1) Independence. Not the kind of independence that you get from going away to college. I'm talking next level stuff here. Never before had I thought that at the age of 20, I would be booking my own flights, navigating through foreign and strange cities, cooking my own meals, balancing my own finances, and all the while, by some miracle, keeping up my health. It's a real strange feeling, but the Kenny getting on this plane back to New York doesn't need his parents to survive (finances aside). And when you truly hit that point, when you know that you can make it as a citizen of the world, its a fascinating feeling. And the only thing I can attribute this to is the whole study abroad experience.
2) Self Reflection. This one's a bit tricky. But to ignore it would be a mistake. Since my time here I have learned an infinite amount of knowledge about who I am and who I want to be. Exposing myself to different situations, different people, and above all, a different environment, has given me the opportunity to step back, look at myself objectively, and assess my life. For starters, I think I have finally come to a conclusion about my career choice. For more starters, I found a piece of potential in me that I never new existed. And for even more starters, I've realized more or less why I am the way I am and how to change the things I think need changing. Once again, this is a bit hard to explain because I don't wish to disclose the details of it all, but one thing is clear: the reason this is all happening is because of this study abroad experience.
3) Respect for my parents. Yeah. I know.
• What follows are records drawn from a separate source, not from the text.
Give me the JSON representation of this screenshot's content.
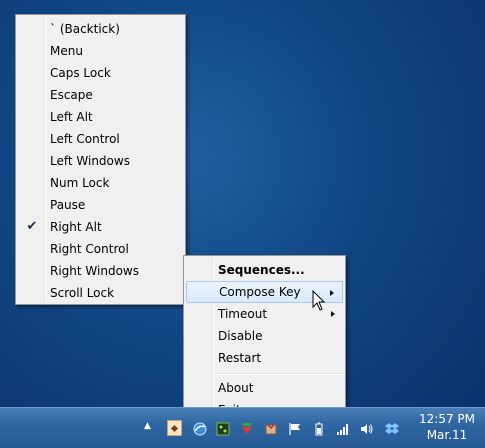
{
  "submenu": {
    "items": [
      {
        "label": "` (Backtick)",
        "checked": false
      },
      {
        "label": "Menu",
        "checked": false
      },
      {
        "label": "Caps Lock",
        "checked": false
      },
      {
        "label": "Escape",
        "checked": false
      },
      {
        "label": "Left Alt",
        "checked": false
      },
      {
        "label": "Left Control",
        "checked": false
      },
      {
        "label": "Left Windows",
        "checked": false
      },
      {
        "label": "Num Lock",
        "checked": false
      },
      {
        "label": "Pause",
        "checked": false
      },
      {
        "label": "Right Alt",
        "checked": true
      },
      {
        "label": "Right Control",
        "checked": false
      },
      {
        "label": "Right Windows",
        "checked": false
      },
      {
        "label": "Scroll Lock",
        "checked": false
      }
    ],
    "check_glyph": "✔"
  },
  "main_menu": {
    "sequences": "Sequences...",
    "compose_key": "Compose Key",
    "timeout": "Timeout",
    "disable": "Disable",
    "restart": "Restart",
    "about": "About",
    "exit": "Exit"
  },
  "taskbar": {
    "show_hidden_icon": "▲",
    "time": "12:57 PM",
    "date": "Mar.11",
    "tray_icons": [
      "wincompose-icon",
      "browser-icon",
      "app-green-icon",
      "download-icon",
      "package-icon",
      "flag-icon",
      "battery-icon",
      "network-icon",
      "volume-icon",
      "dropbox-icon"
    ]
  }
}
Kind of stole that one from the big 10. But I've never before respected the energy both my parents have put into my life and theirs. You don't truly understand the sacrifices they make to take care of you until you realize how hard it is to simply take care of yourself. More over, you don't understand the pressures of being completely independent until you become independent yourself. Way sooner than I think, I am going to be moving out, getting a job, providing for myself, and hopefully others. It's a scary feeling, and studying abroad puts this feeling more into perspective than ever. But it's not just scary. It's exciting. And if our parents can do it, and can do it well, than so can we. So can I. And like most things that have been occurring in my life, I'm not so sure this respect would have cultivated if I hadn't studied abroad.
This seems like an odd way to sum up a study abroad experience, but I want you to think about it like this. The classes we take and the grades we get will soon be a memory. The people we meet and the places we go, will to, unfortunately, become a memory. But the way we transformed, the way we grew, that is going to lay the foundation for the rest of our lives. This is why, above all the great friends I have made, the amazing nights I have spent, and the crazy countries I have been to, I regard the transformation the most valuable thing I am taking away. The Kenny who is about to get on the plane and leave this beautiful city behind isn't sad. No. He is excited. There is a world to look forward to and a life to live, and I'm not sure I would have ever seen it this way if I had never decided to study abroad.